Ben nodded. It’s all too much to process, he thought. So, take things one step at a time. He knew their first — and therefore, only — priority was to rescue Reggie and Sarah. That meant tracking Garza and his men, and if the only way to track them was to find the Book of Bones and bring it to him, that was what they’d do.
“We have to find the book,” Ben said. “Julie and I can travel south. Mrs. E, it’s probably best if you stay here and keep a watch on things.”
She nodded. “Of course.”
“And that means you’ll be able to keep us abreast of any changes, or any new information.”
Again she nodded.
“We’ll head to Seattle. At least we’ll be in the continental United States, and from there we can catch a plane to anywhere. Can your husband —”
“He will have a private jet ready in Seattle for you,” Mrs. E said.
“Perfect.” Ben looked at Julie. “Does that work?”
She forced a smile. “It has to. Archie can work on how we’re going to get into the Vatican, and then how we might access the Archives. It might be that we can ‘borrow’ some clearance from someone he knows.”
“Yes,” Quinones said. “I will get started immediately. Expect an update by the time you reach Seattle. It is the middle of the night in Italy, but I have a few contacts who are closer to home, and even more only a phone call away. And there is still plenty of research I will need to do to understand fully what we are up against.”
Ben looked around at the team — the remaining team — of the Civilian Special Operations. Since they had formed the group, they had sought answers to questions their own government couldn’t, wouldn’t, or shouldn’t ask, and they had mostly succeeded. They’d found trouble after just about every turn, but they were better for it.
This time, however, the trouble had found them.
20
Julie
The flight to Seattle-Tacoma International Airport had gone smoothly, and both she and Ben had gotten a little rest. Julie knew Ben hated flying, but whatever phobia he ha
d about it had been mostly quelled, thanks the to sheer amount of flying the CSO team was expected to do.
She watched him wake up from her window seat on the small commercial airliner. He had chosen an aisle seat, but then switched with a passenger when he’d found out that they had booked the seat between his and Julie’s. Now the bear of a man was crushed between two smaller women — Julie on one side, and a tiny old lady on the other.
He snorted, then sat up. “We almost there?” he asked.
“We already landed, Ben,” Julie said, laughing. “How many of those rum and cokes did you drink?”
Ben looked like he’d just been caught stealing. “What? They give you these tiny little bottles and like a half-pour of soda in a flimsy plastic cup, and I’m supposed to be satisfied with that?”
“Each one is like eight bucks, too.”
Ben shrugged. “It’s on the company dime,” he said. “Besides, they were weak.”
“You were passed out from about half an hour into the flight until now.”
“Short flight.”
Julie laughed again. “Whatever.
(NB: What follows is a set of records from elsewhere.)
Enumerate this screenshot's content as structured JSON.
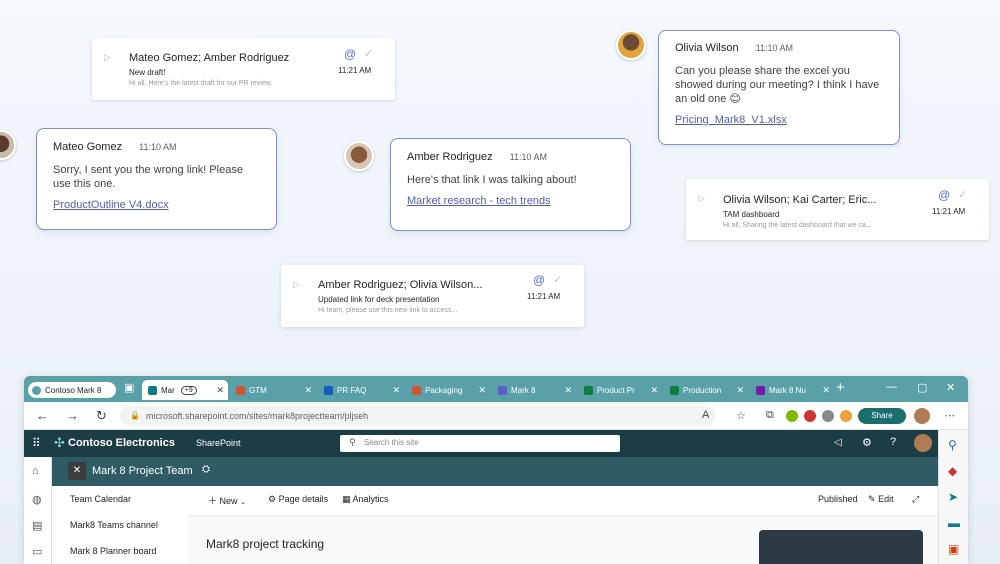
{
  "notifications": [
    {
      "title": "Mateo Gomez; Amber Rodriguez",
      "subject": "New draft!",
      "preview": "Hi all, Here's the latest draft for our PR review.",
      "time": "11:21 AM"
    },
    {
      "title": "Olivia Wilson; Kai Carter; Eric...",
      "subject": "TAM dashboard",
      "preview": "Hi all, Sharing the latest dashboard that we ca...",
      "time": "11:21 AM"
    },
    {
      "title": "Amber Rodriguez; Olivia Wilson...",
      "subject": "Updated link for deck presentation",
      "preview": "Hi team, please use this new link to access...",
      "time": "11:21 AM"
    }
  ],
  "chats": [
    {
      "author": "Olivia Wilson",
      "time": "11:10 AM",
      "body": "Can you please share the excel you showed during our meeting? I think I have an old one 😊",
      "link": "Pricing_Mark8_V1.xlsx"
    },
    {
      "author": "Mateo Gomez",
      "time": "11:10 AM",
      "body": "Sorry, I sent you the wrong link! Please use this one.",
      "link": "ProductOutline V4.docx"
    },
    {
      "author": "Amber Rodriguez",
      "time": "11:10 AM",
      "body": "Here's that link I was talking about!",
      "link": "Market research - tech trends"
    }
  ],
  "browser": {
    "profile": "Contoso Mark 8",
    "tabs": [
      {
        "label": "Mar",
        "color": "#0f7b8a"
      },
      {
        "label": "GTM",
        "color": "#d35230"
      },
      {
        "label": "PR FAQ",
        "color": "#185abd"
      },
      {
        "label": "Packaging",
        "color": "#d35230"
      },
      {
        "label": "Mark 8",
        "color": "#5b5fc7"
      },
      {
        "label": "Product Pr",
        "color": "#107c41"
      },
      {
        "label": "Production",
        "color": "#107c41"
      },
      {
        "label": "Mark 8 Nu",
        "color": "#7719aa"
      }
    ],
    "tab_count": "+9",
    "url": "microsoft.sharepoint.com/sites/mark8projectteam/pljseh",
    "share_label": "Share"
  },
  "sharepoint": {
    "brand": "Contoso Electronics",
    "app": "SharePoint",
    "search_placeholder": "Search this site",
    "site_title": "Mark 8 Project Team",
    "nav": [
      "Team Calendar",
      "Mark8 Teams channel",
      "Mark 8 Planner board"
    ],
    "cmd_new": "New",
    "cmd_page_details": "Page details",
    "cmd_analytics": "Analytics",
    "status": "Published",
    "edit": "Edit",
    "page_heading": "Mark8 project tracking"
  }
}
We need to get to the cargo and shipping terminal on the other side of the airport where Mr. E’s plane will be.”
“And maybe Quinones will have news for us then.”
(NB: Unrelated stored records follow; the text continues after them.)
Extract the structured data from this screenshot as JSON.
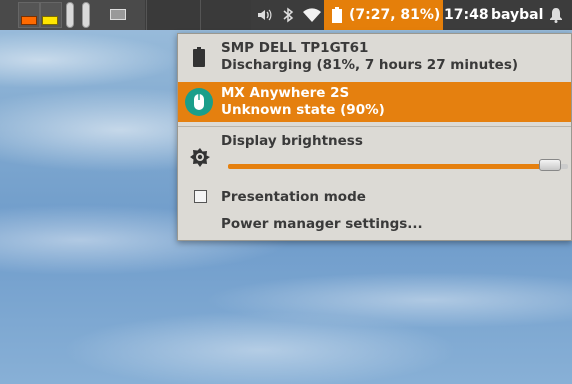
{
  "panel": {
    "battery_status": "(7:27, 81%)",
    "clock": "17:48",
    "username": "baybal"
  },
  "menu": {
    "devices": [
      {
        "name": "SMP DELL TP1GT61",
        "status": "Discharging (81%, 7 hours 27 minutes)",
        "icon": "battery-icon"
      },
      {
        "name": "MX Anywhere 2S",
        "status": "Unknown state (90%)",
        "icon": "mouse-icon"
      }
    ],
    "brightness": {
      "label": "Display brightness",
      "level": 0.98
    },
    "presentation_mode": {
      "label": "Presentation mode",
      "checked": false
    },
    "power_manager_settings": {
      "label": "Power manager settings..."
    }
  },
  "colors": {
    "accent": "#e5800f",
    "panel": "#3c3c3c",
    "menu_bg": "#dcdad5"
  }
}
“Maybe,” she mumbled. She knew Archie would call, but she wasn’t optimistic he would have anything much to say. Gaining access to the Vatican Archives — legally or not — was no small feat. They had already discussed as much after they’d returned from Egypt, and in their brief discussions about it since then, they’d written it off as an impossibility.
Still, there was hope. If the Catholic Church was involved, in any capacity, with whatever Rachel Rascher had been working on, there was a possibility that they might find a clue in the Archives.
If not… she didn’t know what to think. She hoped Ben had a plan he was still working on, something that might still allow them to find the Book of Bones and get their friends back.